Os dois continuam a caminhar em silêncio. Thomas entrevia a decepção na fala do amigo. Uma triste decepção. Olhou para ele de soslaio e o encontrou com os ombros baixos, o olhar desanimado. Mesmo assim, resolve falar: “Talvez, John, tenhamos exigido mais do que eles podiam dar.” John o encara perplexo. “Como assim?” E Thomas continua: “Sabe, John, não é fácil amar. Na maioria do tempo estamos meio perdidos nas nossas necessidades e tentando acertar sobre as dos outros. Embora nem sempre estejamos muito interessados.” John responde meio irritado: “Mas eu dei o exemplo! Abdiquei de tudo, mostrei o que era amor na prática, defendi as minorias, no caso, aquela moça que seria apedrejada se eu não chegasse a tempo.” Thomas pensa um pouco e retruca: “Mas você, John, era o escolhido de seu pai. Cheio da potência do amor incondicional. Nós somos cheios de condicionalidades, de expectativas. Não somos eternos e nos perdemos na finitude. É como se ela nos guiasse. Por outro lado, essa doação de vida terminou em exigências duras em algumas Igrejas. E você sabe no que deu. Um horror!”.

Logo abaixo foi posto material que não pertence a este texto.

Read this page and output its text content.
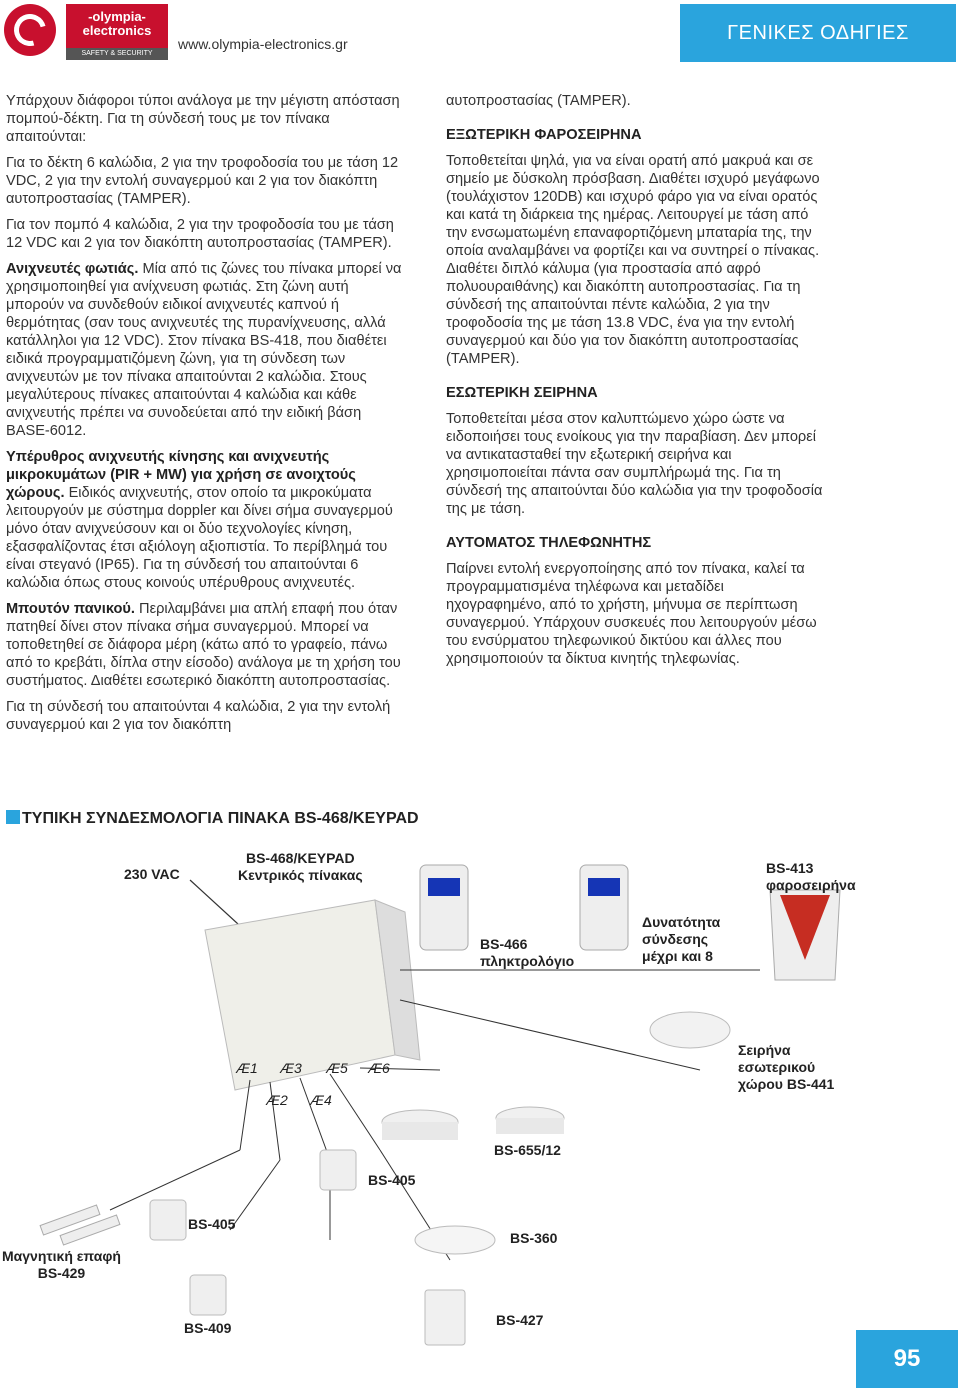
-olympia-
electronics
SAFETY & SECURITY SYSTEMS
www.olympia-electronics.gr	ΓΕΝΙΚΕΣ ΟΔΗΓΙΕΣ

Υπάρχουν διάφοροι τύποι ανάλογα με την μέγιστη απόσταση πομπού-δέκτη. Για τη σύνδεσή τους με τον πίνακα απαιτούνται:

Για το δέκτη 6 καλώδια, 2 για την τροφοδοσία του με τάση 12 VDC, 2 για την εντολή συναγερμού και 2 για τον διακόπτη αυτοπροστασίας (TAMPER).

Για τον πομπό 4 καλώδια, 2 για την τροφοδοσία του με τάση 12 VDC και 2 για τον διακόπτη αυτοπροστασίας (TAMPER).

Ανιχνευτές φωτιάς. Μία από τις ζώνες του πίνακα μπορεί να χρησιμοποιηθεί για ανίχνευση φωτιάς. Στη ζώνη αυτή μπορούν να συνδεθούν ειδικοί ανιχνευτές καπνού ή θερμότητας (σαν τους ανιχνευτές της πυρανίχνευσης, αλλά κατάλληλοι για 12 VDC). Στον πίνακα BS-418, που διαθέτει ειδικά προγραμματιζόμενη ζώνη, για τη σύνδεση των ανιχνευτών με τον πίνακα απαιτούνται 2 καλώδια. Στους μεγαλύτερους πίνακες απαιτούνται 4 καλώδια και κάθε ανιχνευτής πρέπει να συνοδεύεται από την ειδική βάση BASE-6012.

Υπέρυθρος ανιχνευτής κίνησης και ανιχνευτής μικροκυμάτων (PIR + MW) για χρήση σε ανοιχτούς χώρους. Ειδικός ανιχνευτής, στον οποίο τα μικροκύματα λειτουργούν με σύστημα doppler και δίνει σήμα συναγερμού μόνο όταν ανιχνεύσουν και οι δύο τεχνολογίες κίνηση, εξασφαλίζοντας έτσι αξιόλογη αξιοπιστία. Το περίβλημά του είναι στεγανό (IP65). Για τη σύνδεσή του απαιτούνται 6 καλώδια όπως στους κοινούς υπέρυθρους ανιχνευτές.

Μπουτόν πανικού. Περιλαμβάνει μια απλή επαφή που όταν πατηθεί δίνει στον πίνακα σήμα συναγερμού. Μπορεί να τοποθετηθεί σε διάφορα μέρη (κάτω από το γραφείο, πάνω από το κρεβάτι, δίπλα στην είσοδο) ανάλογα με τη χρήση του συστήματος. Διαθέτει εσωτερικό διακόπτη αυτοπροστασίας.

Για τη σύνδεσή του απαιτούνται 4 καλώδια, 2 για την εντολή συναγερμού και 2 για τον διακόπτη

αυτοπροστασίας (TAMPER).

ΕΞΩΤΕΡΙΚΗ ΦΑΡΟΣΕΙΡΗΝΑ

Τοποθετείται ψηλά, για να είναι ορατή από μακρυά και σε σημείο με δύσκολη πρόσβαση. Διαθέτει ισχυρό μεγάφωνο (τουλάχιστον 120DB) και ισχυρό φάρο για να είναι ορατός και κατά τη διάρκεια της ημέρας. Λειτουργεί με τάση από την ενσωματωμένη επαναφορτιζόμενη μπαταρία της, την οποία αναλαμβάνει να φορτίζει και να συντηρεί ο πίνακας. Διαθέτει διπλό κάλυμα (για προστασία από αφρό πολυουραιθάνης) και διακόπτη αυτοπροστασίας. Για τη σύνδεσή της απαιτούνται πέντε καλώδια, 2 για την τροφοδοσία της με τάση 13.8 VDC, ένα για την εντολή συναγερμού και δύο για τον διακόπτη αυτοπροστασίας (TAMPER).

ΕΣΩΤΕΡΙΚΗ ΣΕΙΡΗΝΑ

Τοποθετείται μέσα στον καλυπτώμενο χώρο ώστε να ειδοποιήσει τους ενοίκους για την παραβίαση. Δεν μπορεί να αντικατασταθεί την εξωτερική σειρήνα και χρησιμοποιείται πάντα σαν συμπλήρωμά της. Για τη σύνδεσή της απαιτούνται δύο καλώδια για την τροφοδοσία της με τάση.

ΑΥΤΟΜΑΤΟΣ ΤΗΛΕΦΩΝΗΤΗΣ

Παίρνει εντολή ενεργοποίησης από τον πίνακα, καλεί τα προγραμματισμένα τηλέφωνα και μεταδίδει ηχογραφημένο, από το χρήστη, μήνυμα σε περίπτωση συναγερμού. Υπάρχουν συσκευές που λειτουργούν μέσω του ενσύρματου τηλεφωνικού δικτύου και άλλες που χρησιμοποιούν τα δίκτυα κινητής τηλεφωνίας.

ΤΥΠΙΚΗ ΣΥΝΔΕΣΜΟΛΟΓΙΑ ΠΙΝΑΚΑ BS-468/KEYPAD
230 VAC
BS-468/KEYPAD
Κεντρικός πίνακας
BS-466
πληκτρολόγιο
Δυνατότητα
σύνδεσης
μέχρι και 8
BS-413
φαροσειρήνα
Σειρήνα
εσωτερικού
χώρου BS-441
Æ1
Æ2
Æ3
Æ4
Æ5 Æ6
BS-655/12
BS-405
BS-405
Μαγνητική επαφή
BS-429
BS-360
BS-409	BS-427
95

John se sente aterrorizado. Então, a coisa toda desandara? O pessoal vivia das aparências de ser cristão? E, no fundo, estavam cheios de ódio, impaciência, desamor? Incluindo desprezar os que não acreditavam em nada, mas eram seres humanos normais e íntegros? Caramba! pensava ele. “Onde foi que eu errei?” Parou no caminho, puxou seu longo casaco sobre as pernas e sentou-se na pedra mais próxima. Thomas aquietou-se ao seu lado. Depois de um momento de silêncio, John começou a falar. Sua voz era calma, mas sofrida, meio rouca como se estivesse emocionado.

“Sabe, Thomas, creio que exigi demais deles. Meu tempo foi curto. Amar é complicado diante do cansaço da vida, da luta para sobreviver, das circunstâncias que cercam as existências e impedem ou dificultam a compreensão do outro. Diante do enorme sofrimento que pode acompanhar a trajetória de homens e mulheres por esta terra. E reclamei o amor como se fosse algo mais fácil. E não dependesse tanto de tanta coisa. Talvez, se pedisse primeiro o respeito e me debruçasse sobre ele, as coisas poderiam ter sido melhores. Quem sabe? A fraqueza do homem é tanta que até Pedro me negou três vezes! E, ainda assim, o reconheci como fundador de minha Igreja. Que saiu diferente do que eu imaginara. Como não pensei nisso?”

Thomas tem vontade de abraçar o amigo. Tentar diminuir a decepção e a tristeza que via em seu rosto. Mas John continuou: “Apesar de tudo, espero que o pessoal se lembre mais de mim neste Natal. Cantem para mim e, quem sabe? Tentem trazer os mesmo presentes que recebi quando nasci. Antes de distribuírem o que eles chamam de “amigo oculto”. Pois eu sou o amigo presente, não escondido nas linhas das histórias. E estarei sempre com eles. Assim como minha mãe.” Então, os dois voltaram para a trilha do caminho. E continuaram seu caminhar para encontrarem as famílias e compartilharem o carinho das festas de Natal e de sempre.